With API connectivity, insurers can embed core processes such as quote, bind and issue directly into existing workflows instead of treating them as separate transactions. This improved functionality can help insurers launch sought-after products like embedded insurance to improve the customer experience. APIs can also link carrier, agent and broker systems with third-party providers, bringing in crucial data like property records and credit scores without requiring manual searches or re-keying.
4. Core System Modernization and Cloud Computing
Integration hassles are not the only problem with legacy systems. Older platforms are also more difficult and costlier to maintain, creating what is known as technical debt. Modernization is the path toward lowering technical debt, which is why insurers will continue moving their core systems — such as billing, policy and claims platforms — to the cloud.
Along with reducing upkeep cost and time, cloud modernization eases data integration and prepares carriers for an AI-enabled future. Cloud-based solutions that offer low-code and no-code capabilities democratize technology, allowing business users to create processes and products without requiring a team of dedicated information technology (IT) developers or deep knowledge of programming languages.

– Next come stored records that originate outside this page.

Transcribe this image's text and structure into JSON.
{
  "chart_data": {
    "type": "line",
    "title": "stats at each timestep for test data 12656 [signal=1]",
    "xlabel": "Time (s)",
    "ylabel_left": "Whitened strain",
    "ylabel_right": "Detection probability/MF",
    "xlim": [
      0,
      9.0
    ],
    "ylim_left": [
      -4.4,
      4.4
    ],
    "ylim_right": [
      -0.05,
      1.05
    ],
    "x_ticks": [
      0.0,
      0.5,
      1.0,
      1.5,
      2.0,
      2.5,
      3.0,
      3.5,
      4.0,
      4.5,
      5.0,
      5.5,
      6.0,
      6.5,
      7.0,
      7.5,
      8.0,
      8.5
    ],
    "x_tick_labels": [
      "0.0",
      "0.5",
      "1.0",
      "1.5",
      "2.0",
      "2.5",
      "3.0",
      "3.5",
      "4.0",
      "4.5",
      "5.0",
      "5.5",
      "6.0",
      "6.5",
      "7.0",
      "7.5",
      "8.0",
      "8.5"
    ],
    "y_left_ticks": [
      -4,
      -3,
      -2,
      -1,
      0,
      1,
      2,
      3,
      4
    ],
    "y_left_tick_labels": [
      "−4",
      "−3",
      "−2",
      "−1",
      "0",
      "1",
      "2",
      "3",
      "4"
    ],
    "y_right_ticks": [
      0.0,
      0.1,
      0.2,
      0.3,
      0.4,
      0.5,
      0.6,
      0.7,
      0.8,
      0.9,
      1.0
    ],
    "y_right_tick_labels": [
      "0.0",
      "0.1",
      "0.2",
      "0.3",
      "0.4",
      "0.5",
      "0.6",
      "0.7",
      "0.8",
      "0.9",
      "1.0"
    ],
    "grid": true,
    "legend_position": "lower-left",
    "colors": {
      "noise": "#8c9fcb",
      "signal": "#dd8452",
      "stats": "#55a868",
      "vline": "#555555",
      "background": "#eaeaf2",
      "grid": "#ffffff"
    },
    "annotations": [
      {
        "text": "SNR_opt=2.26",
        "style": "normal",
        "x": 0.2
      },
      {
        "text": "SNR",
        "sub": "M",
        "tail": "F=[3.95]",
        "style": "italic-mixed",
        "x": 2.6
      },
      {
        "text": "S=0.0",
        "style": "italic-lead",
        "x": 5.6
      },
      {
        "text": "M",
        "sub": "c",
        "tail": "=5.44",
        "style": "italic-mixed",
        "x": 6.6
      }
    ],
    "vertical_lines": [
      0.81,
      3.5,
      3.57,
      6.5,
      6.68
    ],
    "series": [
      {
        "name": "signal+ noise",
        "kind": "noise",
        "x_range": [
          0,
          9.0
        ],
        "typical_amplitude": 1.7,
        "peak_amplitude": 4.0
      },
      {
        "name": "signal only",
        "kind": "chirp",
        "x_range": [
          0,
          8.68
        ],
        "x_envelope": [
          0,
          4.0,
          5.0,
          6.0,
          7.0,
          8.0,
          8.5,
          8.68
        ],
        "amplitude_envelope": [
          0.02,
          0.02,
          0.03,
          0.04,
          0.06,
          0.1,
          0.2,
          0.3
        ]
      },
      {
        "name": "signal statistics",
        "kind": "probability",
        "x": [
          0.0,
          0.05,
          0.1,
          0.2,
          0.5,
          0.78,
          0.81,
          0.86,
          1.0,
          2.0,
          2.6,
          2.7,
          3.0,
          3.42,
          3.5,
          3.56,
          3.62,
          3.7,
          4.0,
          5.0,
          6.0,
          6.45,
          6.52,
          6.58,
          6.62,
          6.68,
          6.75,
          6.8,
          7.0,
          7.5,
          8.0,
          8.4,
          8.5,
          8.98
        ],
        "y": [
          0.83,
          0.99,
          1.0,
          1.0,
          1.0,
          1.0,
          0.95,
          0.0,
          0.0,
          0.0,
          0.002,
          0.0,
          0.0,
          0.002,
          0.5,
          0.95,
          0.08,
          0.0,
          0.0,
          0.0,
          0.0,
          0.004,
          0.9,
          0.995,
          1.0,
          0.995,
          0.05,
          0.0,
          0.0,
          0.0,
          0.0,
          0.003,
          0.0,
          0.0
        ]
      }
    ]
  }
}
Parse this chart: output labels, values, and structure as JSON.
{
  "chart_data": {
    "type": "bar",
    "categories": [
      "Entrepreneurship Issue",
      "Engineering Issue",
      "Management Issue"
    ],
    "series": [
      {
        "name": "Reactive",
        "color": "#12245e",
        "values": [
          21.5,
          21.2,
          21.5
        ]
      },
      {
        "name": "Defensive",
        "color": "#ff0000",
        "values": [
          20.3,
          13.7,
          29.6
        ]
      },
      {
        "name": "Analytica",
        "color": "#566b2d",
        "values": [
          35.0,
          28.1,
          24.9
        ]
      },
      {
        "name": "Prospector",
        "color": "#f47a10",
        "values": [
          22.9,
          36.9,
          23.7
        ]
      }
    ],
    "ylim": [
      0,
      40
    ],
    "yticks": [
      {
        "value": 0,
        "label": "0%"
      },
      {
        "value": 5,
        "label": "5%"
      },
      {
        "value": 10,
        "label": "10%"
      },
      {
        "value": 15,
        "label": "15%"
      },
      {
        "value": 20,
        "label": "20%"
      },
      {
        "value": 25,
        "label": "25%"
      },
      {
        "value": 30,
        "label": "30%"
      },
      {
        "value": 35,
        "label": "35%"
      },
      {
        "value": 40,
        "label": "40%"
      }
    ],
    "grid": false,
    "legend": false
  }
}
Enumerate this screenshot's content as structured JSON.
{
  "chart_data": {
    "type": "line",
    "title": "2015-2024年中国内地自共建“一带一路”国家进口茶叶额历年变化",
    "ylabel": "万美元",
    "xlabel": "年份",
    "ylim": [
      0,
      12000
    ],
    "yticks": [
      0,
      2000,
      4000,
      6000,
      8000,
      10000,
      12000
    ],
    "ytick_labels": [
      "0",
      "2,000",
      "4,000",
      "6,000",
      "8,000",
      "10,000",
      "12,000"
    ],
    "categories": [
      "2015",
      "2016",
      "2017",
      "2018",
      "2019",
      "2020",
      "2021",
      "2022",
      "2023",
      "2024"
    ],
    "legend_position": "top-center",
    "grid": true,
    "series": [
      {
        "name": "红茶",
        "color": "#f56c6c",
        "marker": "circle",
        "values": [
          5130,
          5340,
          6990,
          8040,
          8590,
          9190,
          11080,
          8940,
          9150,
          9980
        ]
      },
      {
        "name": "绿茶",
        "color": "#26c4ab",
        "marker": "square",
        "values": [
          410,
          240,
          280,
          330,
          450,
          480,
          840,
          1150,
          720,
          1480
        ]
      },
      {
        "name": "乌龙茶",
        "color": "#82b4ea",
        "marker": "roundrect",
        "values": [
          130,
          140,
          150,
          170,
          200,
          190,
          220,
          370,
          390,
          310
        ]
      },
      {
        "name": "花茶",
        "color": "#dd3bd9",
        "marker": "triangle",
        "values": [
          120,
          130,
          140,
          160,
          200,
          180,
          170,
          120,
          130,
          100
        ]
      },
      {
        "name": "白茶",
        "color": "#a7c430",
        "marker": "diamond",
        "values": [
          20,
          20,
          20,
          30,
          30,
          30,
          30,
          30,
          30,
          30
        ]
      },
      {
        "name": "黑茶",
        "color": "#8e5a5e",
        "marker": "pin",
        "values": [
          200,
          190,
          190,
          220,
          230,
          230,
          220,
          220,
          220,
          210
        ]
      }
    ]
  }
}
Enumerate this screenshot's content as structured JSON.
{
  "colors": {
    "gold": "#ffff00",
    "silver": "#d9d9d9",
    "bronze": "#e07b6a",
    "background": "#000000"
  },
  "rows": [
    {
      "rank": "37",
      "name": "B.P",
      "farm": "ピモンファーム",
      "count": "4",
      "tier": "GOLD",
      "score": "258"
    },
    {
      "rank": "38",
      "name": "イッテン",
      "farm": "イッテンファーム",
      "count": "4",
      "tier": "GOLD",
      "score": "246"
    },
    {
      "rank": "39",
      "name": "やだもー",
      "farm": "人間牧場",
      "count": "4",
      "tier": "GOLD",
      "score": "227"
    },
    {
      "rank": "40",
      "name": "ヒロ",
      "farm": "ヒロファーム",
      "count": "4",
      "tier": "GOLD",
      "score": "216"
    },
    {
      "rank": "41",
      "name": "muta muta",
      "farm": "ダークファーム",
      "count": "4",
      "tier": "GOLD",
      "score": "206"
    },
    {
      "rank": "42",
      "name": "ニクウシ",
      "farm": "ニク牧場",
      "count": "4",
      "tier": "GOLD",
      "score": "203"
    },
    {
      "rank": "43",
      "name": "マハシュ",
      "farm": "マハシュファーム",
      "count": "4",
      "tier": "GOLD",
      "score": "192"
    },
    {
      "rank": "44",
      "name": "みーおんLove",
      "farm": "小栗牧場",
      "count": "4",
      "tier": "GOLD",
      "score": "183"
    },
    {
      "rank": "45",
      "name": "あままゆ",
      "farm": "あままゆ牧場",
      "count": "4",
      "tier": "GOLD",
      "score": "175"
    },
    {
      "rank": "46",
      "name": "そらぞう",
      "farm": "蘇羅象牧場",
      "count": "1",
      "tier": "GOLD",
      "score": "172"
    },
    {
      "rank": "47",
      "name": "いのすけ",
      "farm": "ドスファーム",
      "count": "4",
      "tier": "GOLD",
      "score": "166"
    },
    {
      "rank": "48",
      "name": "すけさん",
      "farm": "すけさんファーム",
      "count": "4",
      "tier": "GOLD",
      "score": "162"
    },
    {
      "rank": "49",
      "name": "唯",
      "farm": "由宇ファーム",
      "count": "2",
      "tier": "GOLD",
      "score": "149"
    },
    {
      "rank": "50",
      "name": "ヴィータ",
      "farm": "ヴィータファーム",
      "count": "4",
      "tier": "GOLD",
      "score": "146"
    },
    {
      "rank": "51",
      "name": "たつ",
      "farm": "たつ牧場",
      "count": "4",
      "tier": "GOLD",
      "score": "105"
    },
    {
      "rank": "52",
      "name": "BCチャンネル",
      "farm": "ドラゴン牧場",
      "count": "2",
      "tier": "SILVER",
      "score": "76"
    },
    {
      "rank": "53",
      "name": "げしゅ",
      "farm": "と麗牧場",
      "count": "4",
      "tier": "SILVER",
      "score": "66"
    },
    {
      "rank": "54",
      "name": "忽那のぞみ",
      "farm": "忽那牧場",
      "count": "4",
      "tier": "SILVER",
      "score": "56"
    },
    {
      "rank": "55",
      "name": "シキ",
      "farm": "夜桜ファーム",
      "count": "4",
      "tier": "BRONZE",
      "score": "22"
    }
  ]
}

5. Computer Vision and Remote Imagery
While telematics gives insurers valuable in-the-field data, computer vision and remote imagery go a step further. They provide photos and videos — including aerial and satellite imagery — so underwriters and adjusters can do their jobs better.
Remote imagery can replace in-person annual inspections by providing underwriters with real-time evidence of roof damage or vegetation encroachment for properties in wildfire-prone areas. After a catastrophic (CAT) event, aerial images from drones can help adjusters triage an onslaught of claims in hours instead of weeks. Computer vision models, meanwhile, can interpret fender damage from photos and shrink the claims cycle from days to minutes. These efficiencies make computer vision and remote imagery a top tech selection for 2026.
Technology trends are historically a moving target, but as insurers take a more pragmatic approach to innovation, the industry and our policyholders will benefit. Creating a solid foundation in AI and predictive analytics will help carriers, agents and brokers build resilient business models and achieve sustainable growth.